Numerical study of the cryogenic cooling of amplifiers for high power lasers

TL;DR

This study uses Large Eddy Simulations to analyze cryogenic helium cooling of high-power laser amplifiers, focusing on heat exchange and turbulent flow to improve beam quality.

Contribution

It provides detailed numerical modeling of cryogenic helium cooling in laser amplifiers, including validation against existing data and simulation of turbulent flow.

Findings

Validated LES approach for cryogenic helium flow

Characterized turbulent heat transfer in amplifier cooling

Insights into thermal boundary layer development

Abstract

The French collaborative Trio4CLF project aims to understand and control the cryogenic cooling of amplifiers for high power (~1 PetaWatt) and high repetition rate (1-10 Hertz) lasers.

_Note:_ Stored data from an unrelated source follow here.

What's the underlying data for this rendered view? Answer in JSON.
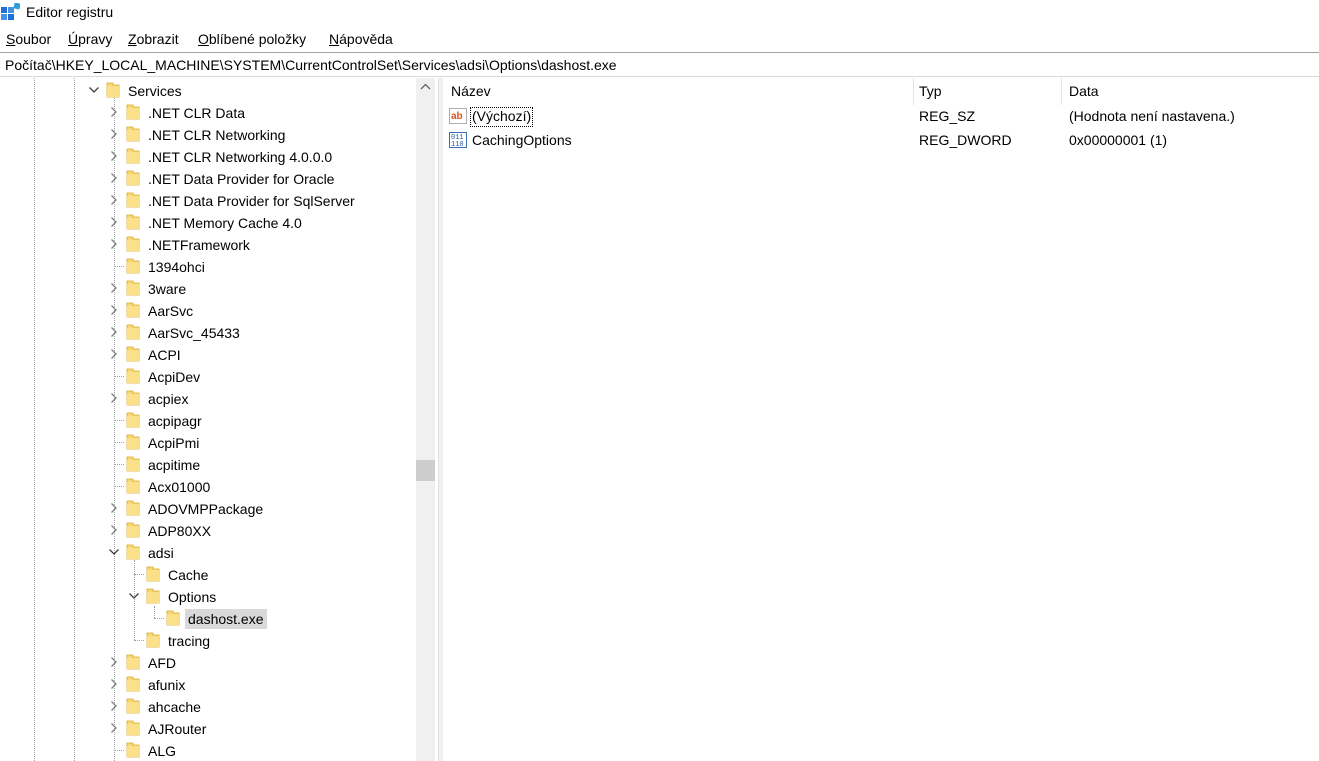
{
  "window": {
    "title": "Editor registru",
    "icon": "registry-editor-icon"
  },
  "menu": [
    {
      "pre": "",
      "u": "S",
      "post": "oubor"
    },
    {
      "pre": "",
      "u": "Ú",
      "post": "pravy"
    },
    {
      "pre": "",
      "u": "Z",
      "post": "obrazit"
    },
    {
      "pre": "",
      "u": "O",
      "post": "blíbené položky"
    },
    {
      "pre": "",
      "u": "N",
      "post": "ápověda"
    }
  ],
  "address": "Počítač\\HKEY_LOCAL_MACHINE\\SYSTEM\\CurrentControlSet\\Services\\adsi\\Options\\dashost.exe",
  "tree": [
    {
      "label": "Services",
      "level": 0,
      "toggle": "expanded"
    },
    {
      "label": ".NET CLR Data",
      "level": 1,
      "toggle": "collapsed"
    },
    {
      "label": ".NET CLR Networking",
      "level": 1,
      "toggle": "collapsed"
    },
    {
      "label": ".NET CLR Networking 4.0.0.0",
      "level": 1,
      "toggle": "collapsed"
    },
    {
      "label": ".NET Data Provider for Oracle",
      "level": 1,
      "toggle": "collapsed"
    },
    {
      "label": ".NET Data Provider for SqlServer",
      "level": 1,
      "toggle": "collapsed"
    },
    {
      "label": ".NET Memory Cache 4.0",
      "level": 1,
      "toggle": "collapsed"
    },
    {
      "label": ".NETFramework",
      "level": 1,
      "toggle": "collapsed"
    },
    {
      "label": "1394ohci",
      "level": 1,
      "toggle": "none"
    },
    {
      "label": "3ware",
      "level": 1,
      "toggle": "collapsed"
    },
    {
      "label": "AarSvc",
      "level": 1,
      "toggle": "collapsed"
    },
    {
      "label": "AarSvc_45433",
      "level": 1,
      "toggle": "collapsed"
    },
    {
      "label": "ACPI",
      "level": 1,
      "toggle": "collapsed"
    },
    {
      "label": "AcpiDev",
      "level": 1,
      "toggle": "none"
    },
    {
      "label": "acpiex",
      "level": 1,
      "toggle": "collapsed"
    },
    {
      "label": "acpipagr",
      "level": 1,
      "toggle": "none"
    },
    {
      "label": "AcpiPmi",
      "level": 1,
      "toggle": "none"
    },
    {
      "label": "acpitime",
      "level": 1,
      "toggle": "none"
    },
    {
      "label": "Acx01000",
      "level": 1,
      "toggle": "none"
    },
    {
      "label": "ADOVMPPackage",
      "level": 1,
      "toggle": "collapsed"
    },
    {
      "label": "ADP80XX",
      "level": 1,
      "toggle": "collapsed"
    },
    {
      "label": "adsi",
      "level": 1,
      "toggle": "expanded"
    },
    {
      "label": "Cache",
      "level": 2,
      "toggle": "none"
    },
    {
      "label": "Options",
      "level": 2,
      "toggle": "expanded"
    },
    {
      "label": "dashost.exe",
      "level": 3,
      "toggle": "none",
      "selected": true
    },
    {
      "label": "tracing",
      "level": 2,
      "toggle": "none"
    },
    {
      "label": "AFD",
      "level": 1,
      "toggle": "collapsed"
    },
    {
      "label": "afunix",
      "level": 1,
      "toggle": "collapsed"
    },
    {
      "label": "ahcache",
      "level": 1,
      "toggle": "collapsed"
    },
    {
      "label": "AJRouter",
      "level": 1,
      "toggle": "collapsed"
    },
    {
      "label": "ALG",
      "level": 1,
      "toggle": "none"
    }
  ],
  "list": {
    "columns": [
      "Název",
      "Typ",
      "Data"
    ],
    "rows": [
      {
        "name": "(Výchozí)",
        "type": "REG_SZ",
        "data": "(Hodnota není nastavena.)",
        "icon": "string-value-icon"
      },
      {
        "name": "CachingOptions",
        "type": "REG_DWORD",
        "data": "0x00000001 (1)",
        "icon": "binary-value-icon"
      }
    ]
  }
}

In such amplifiers, the fluid (low temperature gaseous helium) evacuates the thermal power absorbed by the solid amplifying plates. A precise knowledge of the heat exchange and of the turbulent fluid flow in the amplifier is requested to evaluate its impact on the laser beam quality. Large Eddy Simulations representative of the amplifier cooling are performed using TrioCFD, a code developed by the CEA. First, validation simulations are carried out for heated periodic channel flows, allowing comparisons with Direct Numerical Simulation results from the literature. They are conducted using conjugate heat transfer calculation between the fluid and the solid. The channel flow is turbulent, with a bulk Reynolds number (based and the bulk velocity and the total height of the channel) of about 14000. Large Eddy Simulation of a heated open turbulent cryogenic helium flow with developing thermal boundary layers is then presented.